L’uomo, arrivato in Riviera in compagnia di amici e famigliari per qualche giorno di vacanza, era già stato notato dai militari in atteggiamenti “sospetti” nelle serate precedenti a quella di ieri. Ad insospettire ulteriormente gli uomini dell’Arma è stato il comportamento del torinese che, alla vista della pattuglia, ha buttato per terra qualcosa.
Nei suoi confronti è così scattata una perquisizione che ha permesso ai carabinieri di trovare 13 dosi di stupefacente (marijuana e hashish), un bilancino di precisione e materiale per il confezionamento della droga. A quel punto per M.G. sono scattate le manette. Questa mattina l’uomo è stato processato per direttissima in tribunale e, al termine dell’udienza, è tornato in libertà. Il giudice infatti ha convalidato l’arresto, ma ha deciso di non applicare nessuna misura cautelare in attesa della prossima udienza che, vista la richiesta di termini a difesa, è stata fissata per il 22 luglio.

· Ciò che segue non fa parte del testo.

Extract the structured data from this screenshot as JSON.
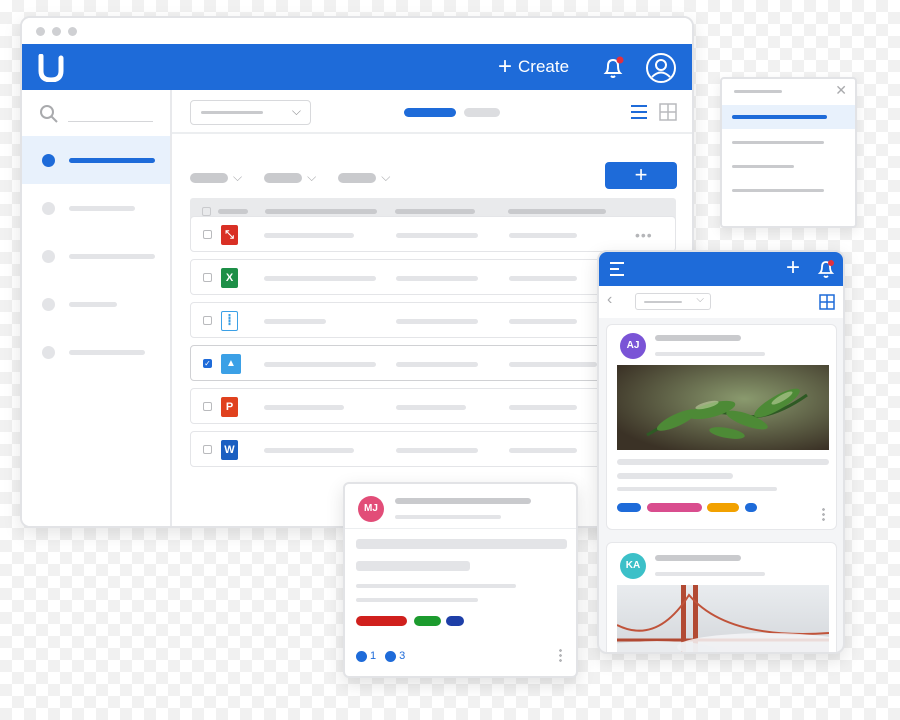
{
  "header": {
    "create_label": "Create"
  },
  "file_types": [
    "PDF",
    "Excel",
    "Zip",
    "Image",
    "PowerPoint",
    "Word"
  ],
  "file_icon_glyphs": [
    "⤡",
    "X",
    "┋",
    "▲",
    "P",
    "W"
  ],
  "mobile_posts": [
    {
      "initials": "AJ"
    },
    {
      "initials": "KA"
    }
  ],
  "card": {
    "initials": "MJ",
    "count_one": "1",
    "count_two": "3"
  },
  "colors": {
    "primary": "#1e6bd9",
    "pdf": "#d93025",
    "excel": "#1d8f47",
    "image": "#3ba0e6",
    "powerpoint": "#e0411e",
    "word": "#1b5fc1",
    "aj": "#7a54d6",
    "ka": "#3cc0c8",
    "mj": "#e24d78",
    "tag_blue": "#1e6bd9",
    "tag_pink": "#d94d8e",
    "tag_orange": "#f2a100",
    "tag_red": "#d0201d",
    "tag_green": "#1c9b2e"
  }
}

L’imputato, difeso dall’avvocato Paolo Brin, a margine del processo avrebbe spiegato che la droga era esclusivamente per uso personale. M.G. si sarebbe portato in Riviera una piccola scorta di stupefacente da consumare durante la vacanza.
Una spiegazione che non aveva affatto convinto i militari che, nella perquisizione personale prima, e in quella domiciliare poi, avevano trovato la droga meticolosamente suddivisa e confezionata in dosi.